La deuxième partie de l’ouvrage de Lapointe s’amorce avec les dénonciations de l’ancien directeur adjoint de la police Pacifique « Pax » Plante. Du 28 novembre 1949 au 18 février 1950, Plante fait paraître plus de soixante textes dans Le Devoir pour dénoncer la corruption à Montréal. Lapointe montre à quel point Plante donne un nouveau souffle et de la crédibilité à la campagne de moralité publique. Plante et d’autres moralisateurs, dont Jean Drapeau et J.-Z.-Léon Patenaude, se réunissent pour former le Comité de moralité publique, qui vise à révéler au public le système de tolérance en place et à récolter des fonds pour tenir une enquête publique. Lapointe explique que le Comité de moralité publique ne mène pas seulement une croisade de régulation morale. Les dénonciations portent sur la moralité en public, mais aussi sur la moralité des gouvernants, plus précisément leur intégrité et leur application à faire respecter les lois. Le Comité de moralité publique s’aperçoit alors que le deuxième aspect est plus porteur dans la population et décide d’axer l’enquête Caron sur cette question. Le chapitre 7 est consacré à l’enquête présidée par le juge François Caron. Ce dernier conclut à la présence d’un système de tolérance policière de la prostitution et du jeu tel que l’avait décrit Plante. Le rapport Caron ne met pas fin à la corruption, mais ébranle considérablement l’administration montréalaise. De plus, en étant rendu public trois semaines avant les élections municipales de 1954, il aurait contribué à l’élection de Jean Drapeau à la mairie de Montréal.

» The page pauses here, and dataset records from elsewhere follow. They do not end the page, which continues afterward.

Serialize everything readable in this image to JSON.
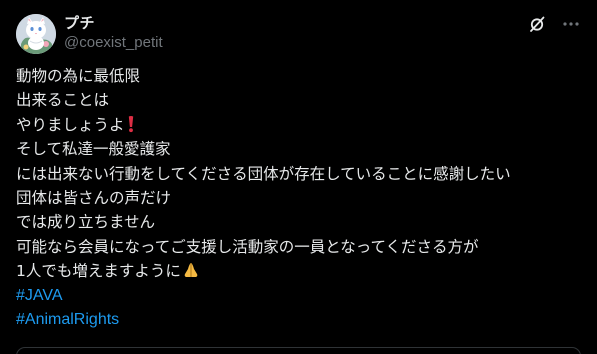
{
  "author": {
    "display_name": "プチ",
    "handle": "@coexist_petit"
  },
  "post": {
    "lines": [
      "動物の為に最低限",
      "出来ることは",
      "やりましょうよ",
      "そして私達一般愛護家",
      "には出来ない行動をしてくださる団体が存在していることに感謝したい",
      "団体は皆さんの声だけ",
      "では成り立ちません",
      "可能なら会員になってご支援し活動家の一員となってくださる方が",
      "1人でも増えますように"
    ],
    "hashtags": [
      "#JAVA",
      "#AnimalRights"
    ]
  },
  "icons": {
    "avatar": "white-cat-avatar",
    "header": [
      "grok-icon",
      "more-options-icon"
    ],
    "inline": [
      "red-exclamation-emoji",
      "folded-hands-emoji"
    ]
  },
  "colors": {
    "background": "#000000",
    "text": "#e7e9ea",
    "secondary_text": "#71767b",
    "link": "#1d9bf0",
    "exclamation": "#dd2e44",
    "hands": "#f4b942"
  }
}
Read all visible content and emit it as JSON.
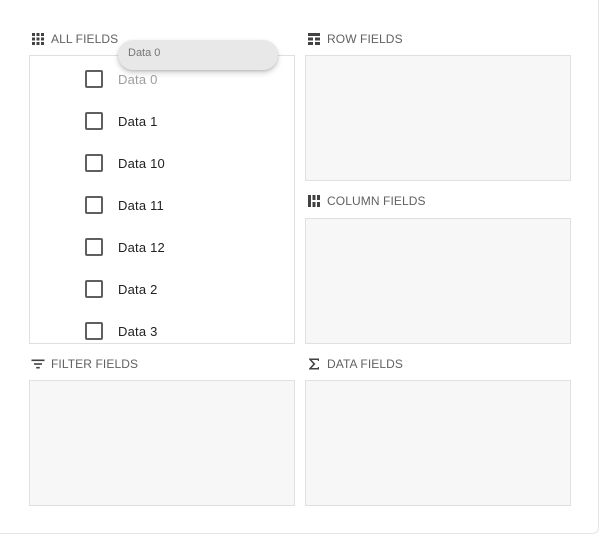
{
  "all_fields": {
    "title": "ALL FIELDS",
    "icon": "grid-icon",
    "items": [
      {
        "label": "Data 0",
        "checked": false,
        "dragging": true
      },
      {
        "label": "Data 1",
        "checked": false
      },
      {
        "label": "Data 10",
        "checked": false
      },
      {
        "label": "Data 11",
        "checked": false
      },
      {
        "label": "Data 12",
        "checked": false
      },
      {
        "label": "Data 2",
        "checked": false
      },
      {
        "label": "Data 3",
        "checked": false
      }
    ]
  },
  "drag_chip": {
    "label": "Data 0"
  },
  "row_fields": {
    "title": "ROW FIELDS",
    "icon": "row-fields-icon"
  },
  "column_fields": {
    "title": "COLUMN FIELDS",
    "icon": "column-fields-icon"
  },
  "filter_fields": {
    "title": "FILTER FIELDS",
    "icon": "filter-icon"
  },
  "data_fields": {
    "title": "DATA FIELDS",
    "icon": "sigma-icon"
  }
}
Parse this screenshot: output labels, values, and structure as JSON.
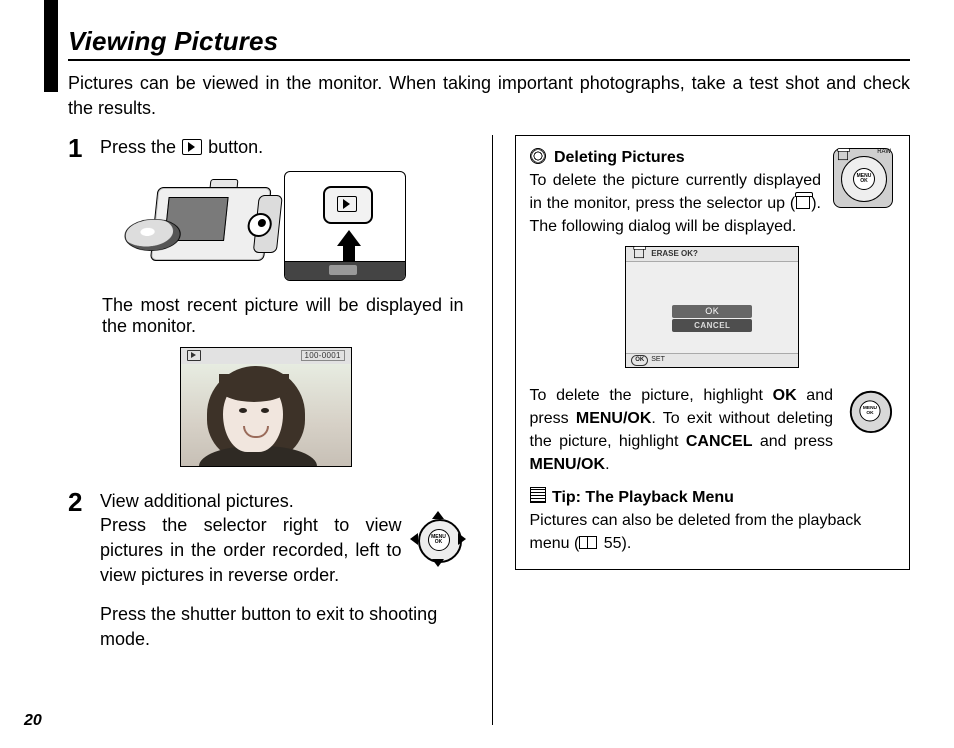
{
  "title": "Viewing Pictures",
  "intro": "Pictures can be viewed in the monitor.  When taking important photographs, take a test shot and check the results.",
  "step1": {
    "num": "1",
    "line_pre": "Press the ",
    "line_post": " button.",
    "after": "The most recent picture will be displayed in the monitor.",
    "lcd_frame": "100-0001"
  },
  "step2": {
    "num": "2",
    "head": "View additional pictures.",
    "body": "Press the selector right to view pictures in the order recorded, left to view pictures in reverse order.",
    "exit": "Press the shutter button to exit to shooting mode.",
    "dpad_label": "MENU\nOK"
  },
  "del": {
    "head": "Deleting Pictures",
    "p_pre": "To delete the picture currently displayed in the monitor, press the selector up (",
    "p_post": "). The following dialog will be displayed.",
    "dpad_top_label": "RAW",
    "dpad_center": "MENU\nOK",
    "dlg_title": "ERASE  OK?",
    "dlg_ok": "OK",
    "dlg_cancel": "CANCEL",
    "dlg_set_pill": "OK",
    "dlg_set": "SET",
    "p2a": "To delete the picture, highlight ",
    "p2_ok": "OK",
    "p2b": " and press ",
    "p2_menuok1": "MENU/OK",
    "p2c": ".  To exit without deleting the picture, highlight ",
    "p2_cancel": "CANCEL",
    "p2d": " and press ",
    "p2_menuok2": "MENU/OK",
    "p2e": "."
  },
  "tip2": {
    "head": "Tip: The Playback Menu",
    "body_pre": "Pictures can also be deleted from the playback menu (",
    "page_ref": " 55).",
    "bottom_dpad_center": "MENU\nOK"
  },
  "page_number": "20"
}
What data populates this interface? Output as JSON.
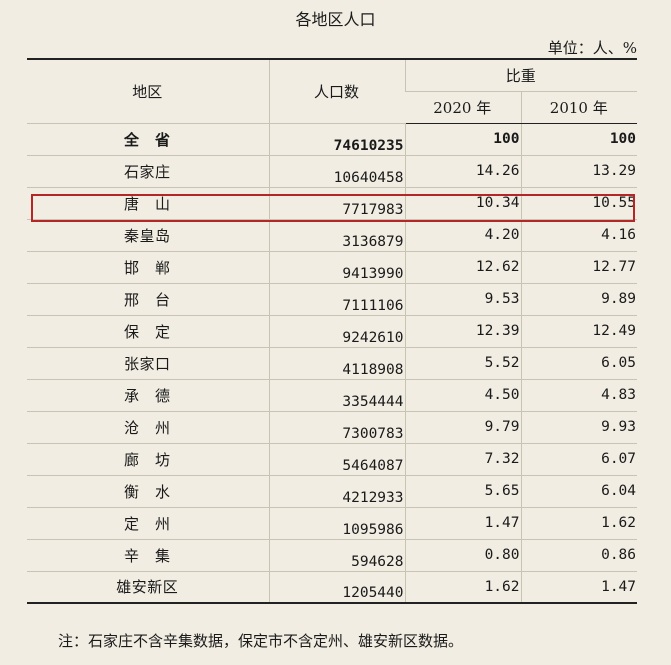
{
  "title": "各地区人口",
  "unit": "单位：人、%",
  "headers": {
    "region": "地区",
    "population": "人口数",
    "share": "比重",
    "year2020": "2020 年",
    "year2010": "2010 年"
  },
  "rows": [
    {
      "region": "全　省",
      "population": "74610235",
      "p2020": "100",
      "p2010": "100",
      "total": true
    },
    {
      "region": "石家庄",
      "population": "10640458",
      "p2020": "14.26",
      "p2010": "13.29"
    },
    {
      "region": "唐　山",
      "population": "7717983",
      "p2020": "10.34",
      "p2010": "10.55",
      "highlighted": true
    },
    {
      "region": "秦皇岛",
      "population": "3136879",
      "p2020": "4.20",
      "p2010": "4.16"
    },
    {
      "region": "邯　郸",
      "population": "9413990",
      "p2020": "12.62",
      "p2010": "12.77"
    },
    {
      "region": "邢　台",
      "population": "7111106",
      "p2020": "9.53",
      "p2010": "9.89"
    },
    {
      "region": "保　定",
      "population": "9242610",
      "p2020": "12.39",
      "p2010": "12.49"
    },
    {
      "region": "张家口",
      "population": "4118908",
      "p2020": "5.52",
      "p2010": "6.05"
    },
    {
      "region": "承　德",
      "population": "3354444",
      "p2020": "4.50",
      "p2010": "4.83"
    },
    {
      "region": "沧　州",
      "population": "7300783",
      "p2020": "9.79",
      "p2010": "9.93"
    },
    {
      "region": "廊　坊",
      "population": "5464087",
      "p2020": "7.32",
      "p2010": "6.07"
    },
    {
      "region": "衡　水",
      "population": "4212933",
      "p2020": "5.65",
      "p2010": "6.04"
    },
    {
      "region": "定　州",
      "population": "1095986",
      "p2020": "1.47",
      "p2010": "1.62"
    },
    {
      "region": "辛　集",
      "population": "594628",
      "p2020": "0.80",
      "p2010": "0.86"
    },
    {
      "region": "雄安新区",
      "population": "1205440",
      "p2020": "1.62",
      "p2010": "1.47"
    }
  ],
  "note": "注：石家庄不含辛集数据，保定市不含定州、雄安新区数据。",
  "highlight_color": "#b52626"
}
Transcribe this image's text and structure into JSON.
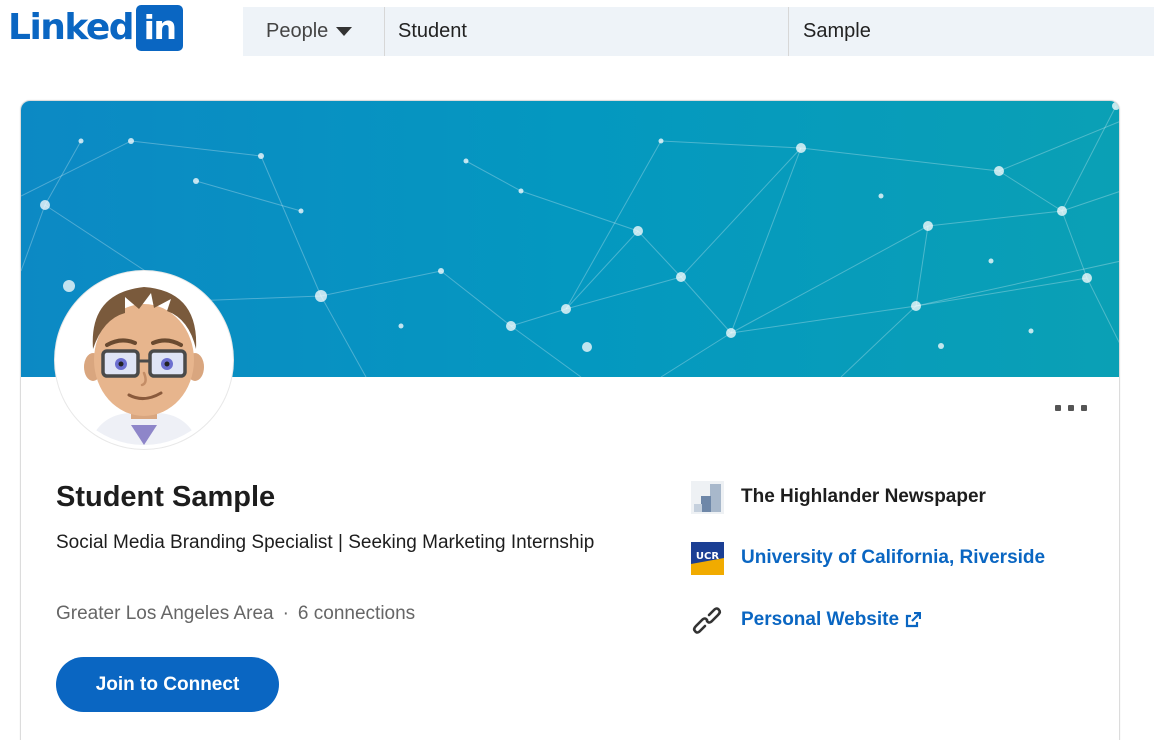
{
  "header": {
    "logo_text": "Linked",
    "logo_box_text": "in",
    "search_filter_label": "People",
    "first_name_value": "Student",
    "last_name_value": "Sample"
  },
  "profile": {
    "name": "Student Sample",
    "headline": "Social Media Branding Specialist | Seeking Marketing Internship",
    "location": "Greater Los Angeles Area",
    "separator": "·",
    "connections": "6 connections",
    "join_button_label": "Join to Connect",
    "more_actions_icon": "ellipsis-icon",
    "avatar_icon": "bitmoji-avatar"
  },
  "sidebar": {
    "company": {
      "label": "The Highlander Newspaper",
      "icon": "company-logo-icon"
    },
    "school": {
      "label": "University of California, Riverside",
      "icon": "ucr-logo-icon",
      "logo_text": "UCR"
    },
    "website": {
      "label": "Personal Website",
      "icon": "link-icon"
    }
  },
  "colors": {
    "brand": "#0a66c2",
    "banner_start": "#0c89c4",
    "banner_end": "#0aa0b5",
    "search_bg": "#eef3f8"
  }
}
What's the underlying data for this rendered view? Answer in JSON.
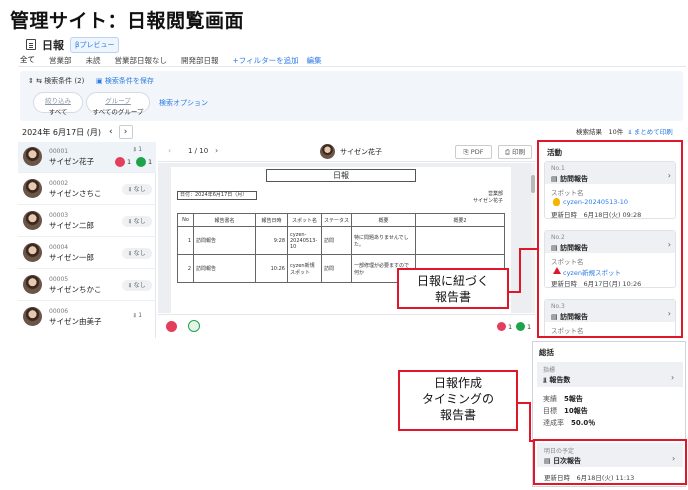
{
  "heading": "管理サイト：日報閲覧画面",
  "header": {
    "title": "日報",
    "preview_label": "βプレビュー",
    "tabs": [
      "全て",
      "営業部",
      "未読",
      "営業部日報なし",
      "開発部日報"
    ],
    "add_filter": "+フィルターを追加",
    "edit": "編集"
  },
  "search": {
    "condition_label": "検索条件 (2)",
    "save_condition": "検索条件を保存",
    "filters": [
      {
        "label": "絞り込み",
        "value": "すべて"
      },
      {
        "label": "グループ",
        "value": "すべてのグループ"
      }
    ],
    "options_link": "検索オプション"
  },
  "date_nav": {
    "date": "2024年 6月17日 (月)",
    "prev": "‹",
    "next": "›"
  },
  "results": {
    "count_text": "検索結果　10件",
    "bulk_print": "まとめて印刷"
  },
  "users": [
    {
      "id": "00001",
      "name": "サイゼン花子",
      "count": "1",
      "heart": "1",
      "chat": "1"
    },
    {
      "id": "00002",
      "name": "サイゼンさちこ",
      "status": "なし"
    },
    {
      "id": "00003",
      "name": "サイゼン二郎",
      "status": "なし"
    },
    {
      "id": "00004",
      "name": "サイゼン一郎",
      "status": "なし"
    },
    {
      "id": "00005",
      "name": "サイゼンちかこ",
      "status": "なし"
    },
    {
      "id": "00006",
      "name": "サイゼン由美子",
      "count": "1"
    }
  ],
  "viewer": {
    "prev": "‹",
    "page": "1 / 10",
    "next": "›",
    "user_name": "サイゼン花子",
    "pdf_label": "PDF",
    "print_label": "印刷",
    "doc": {
      "title": "日報",
      "date_label": "日付：2024年6月17日（月）",
      "dept": "営業部",
      "person": "サイゼン花子",
      "columns": [
        "No",
        "報告書名",
        "報告日時",
        "スポット名",
        "ステータス",
        "概要",
        "概要2"
      ],
      "rows": [
        [
          "1",
          "訪問報告",
          "9:28",
          "cyzen-20240513-10",
          "訪問",
          "特に問題ありませんでした。",
          ""
        ],
        [
          "2",
          "訪問報告",
          "10:26",
          "cyzen新規スポット",
          "訪問",
          "一部修理が必要ますので何か",
          ""
        ]
      ]
    },
    "bottom_heart": "1",
    "bottom_chat": "1"
  },
  "activity": {
    "title": "活動",
    "cards": [
      {
        "no": "No.1",
        "type": "訪問報告",
        "spot_label": "スポット名",
        "spot": "cyzen-20240513-10",
        "updated": "更新日時　6月18日(火) 09:28"
      },
      {
        "no": "No.2",
        "type": "訪問報告",
        "spot_label": "スポット名",
        "spot": "cyzen新規スポット",
        "updated": "更新日時　6月17日(月) 10:26"
      },
      {
        "no": "No.3",
        "type": "訪問報告",
        "spot_label": "スポット名"
      }
    ]
  },
  "summary": {
    "title": "総括",
    "metric_category": "指標",
    "metric_title": "報告数",
    "actual_label": "実績",
    "actual_value": "5報告",
    "target_label": "目標",
    "target_value": "10報告",
    "rate_label": "達成率",
    "rate_value": "50.0％",
    "plan_category": "明日の予定",
    "plan_title": "日次報告",
    "plan_updated": "更新日時　6月18日(火) 11:13"
  },
  "annotations": {
    "callout1": [
      "日報に紐づく",
      "報告書"
    ],
    "callout2": [
      "日報作成",
      "タイミングの",
      "報告書"
    ]
  },
  "colors": {
    "accent": "#2c7be5",
    "annotation": "#e0162b",
    "heart": "#e43e5d",
    "chat": "#1fa34a"
  }
}
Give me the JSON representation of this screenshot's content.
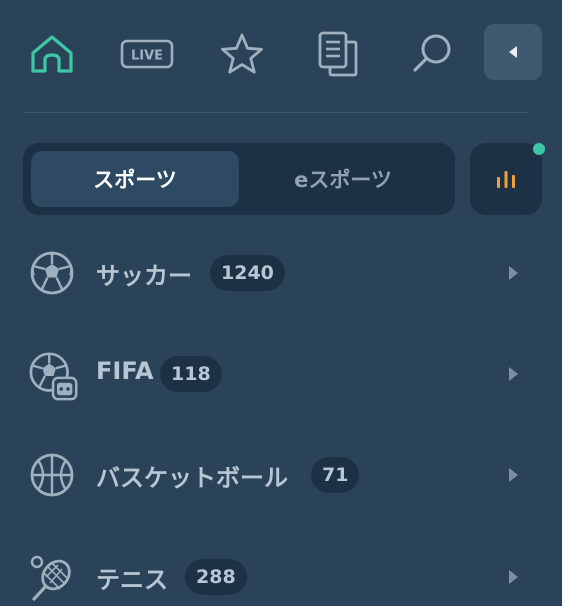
{
  "topnav": {
    "items": [
      {
        "icon": "home-icon",
        "active": true
      },
      {
        "icon": "live-icon",
        "label": "LIVE"
      },
      {
        "icon": "star-icon"
      },
      {
        "icon": "documents-icon"
      },
      {
        "icon": "search-icon"
      }
    ],
    "collapse_icon": "collapse-left-icon"
  },
  "tabs": {
    "sports": "スポーツ",
    "esports": "eスポーツ",
    "active": "sports"
  },
  "stats_button": {
    "icon": "bar-chart-icon",
    "has_notification": true
  },
  "sports": [
    {
      "name": "サッカー",
      "count": "1240",
      "icon": "soccer-ball-icon"
    },
    {
      "name": "FIFA",
      "count": "118",
      "icon": "fifa-esport-icon"
    },
    {
      "name": "バスケットボール",
      "count": "71",
      "icon": "basketball-icon"
    },
    {
      "name": "テニス",
      "count": "288",
      "icon": "tennis-icon"
    }
  ],
  "colors": {
    "background": "#2a4358",
    "panel": "#1c3144",
    "active_tab": "#2e4a63",
    "accent": "#3fc6a4",
    "stats_accent": "#f0a03c",
    "text": "#b8c6d3"
  }
}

L’ouvrage de Lapointe vient combler un vide historiographique et représente un apport notable à l’histoire des idéologies et à l’histoire politique de Montréal. Tout au long de son étude, Lapointe effectue d’efficaces remises en contexte pour situer les campagnes de moralité publique non seulement dans le contexte québécois, mais aussi dans le contexte nord-américain. Les moralistes montréalais considèrent parfois la culture américaine comme un danger moral, mais en même temps, les États-Unis représentent pour eux un exemple à suivre dans la lutte aux problèmes moraux. Il s’agit d’un point fort intéressant que l’auteur réussit à bien cerner. Soulignons enfin que l’ouvrage est admirablement bien illustré à l’aide de photographies d’époque.